Über einzusetzendes Vermögen verfügt die Klägerin nicht. Ihr entstehen monatliche Kosten an Unterkunft und Heizung von insgesamt 360,00 Euro, wobei der Klägerin ein Umzug aus gesundheitlichen Gründen nicht zumutbar ist, so dass der Beklagte diese Kosten vollständig bei der Bedarfsberechnung der Klägerin berücksichtigt.
Mit Bescheid vom 28. Juni 2017 bewilligte der Beklagte der Klägerin für die Zeit vom 20. Juni 2017 bis zum 30. Juni 2018 Leistungen der Eingliederungshilfe nach §§ 53ff.

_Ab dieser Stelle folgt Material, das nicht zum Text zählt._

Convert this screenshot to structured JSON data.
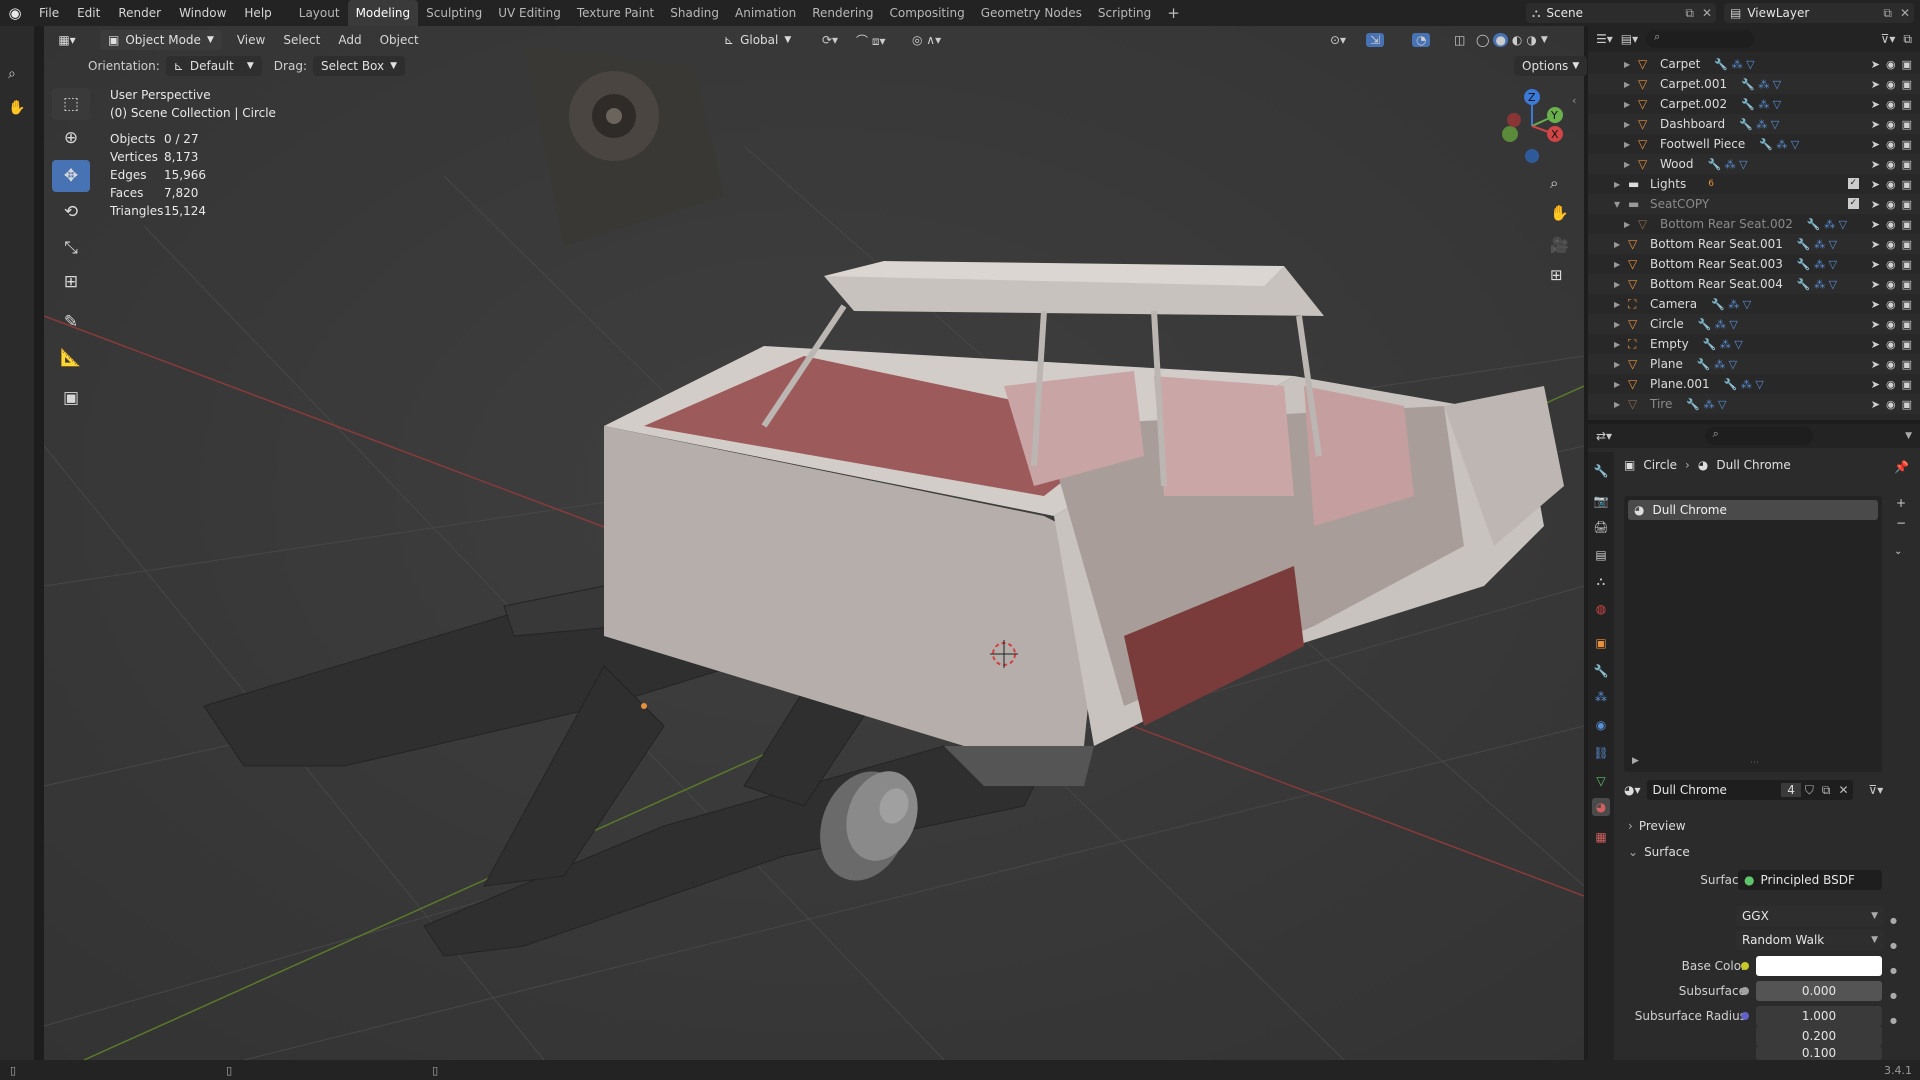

Sozialgesetzbuch, Zwölftes Buch (SGB XII) in Form des Betreuten Wohnens. Bewilligt wurden 147 FLS pro Jahr zu einem Vergütungssatz von 63,95 Euro pro Stunde. Dabei werden die Leistungen erbracht durch die BI Sozialpsychiatrie in A-Stadt.
Mit Bescheid vom 8. Oktober 2018 bewilligte der Beklagte erneut Kosten in gleicher Anzahl von FLS pro Jahr und zum gleichen Vergütungssatz für den Zeitraum vom 1. Juli 2018 bis zum 30. Juni 2019.
Mit Bescheid vom 11. Dezember 2019 bewilligte der Beklagte der Klägerin erneut ihren Antrag auf Kostenübernahme in einem gesteigerten Rahmen von 198 FLS pro Jahr zum Vergütungssatz der Vorjahre für den Zeitraum vom 1. Juli 2019 bis zum 30. Juni 2020.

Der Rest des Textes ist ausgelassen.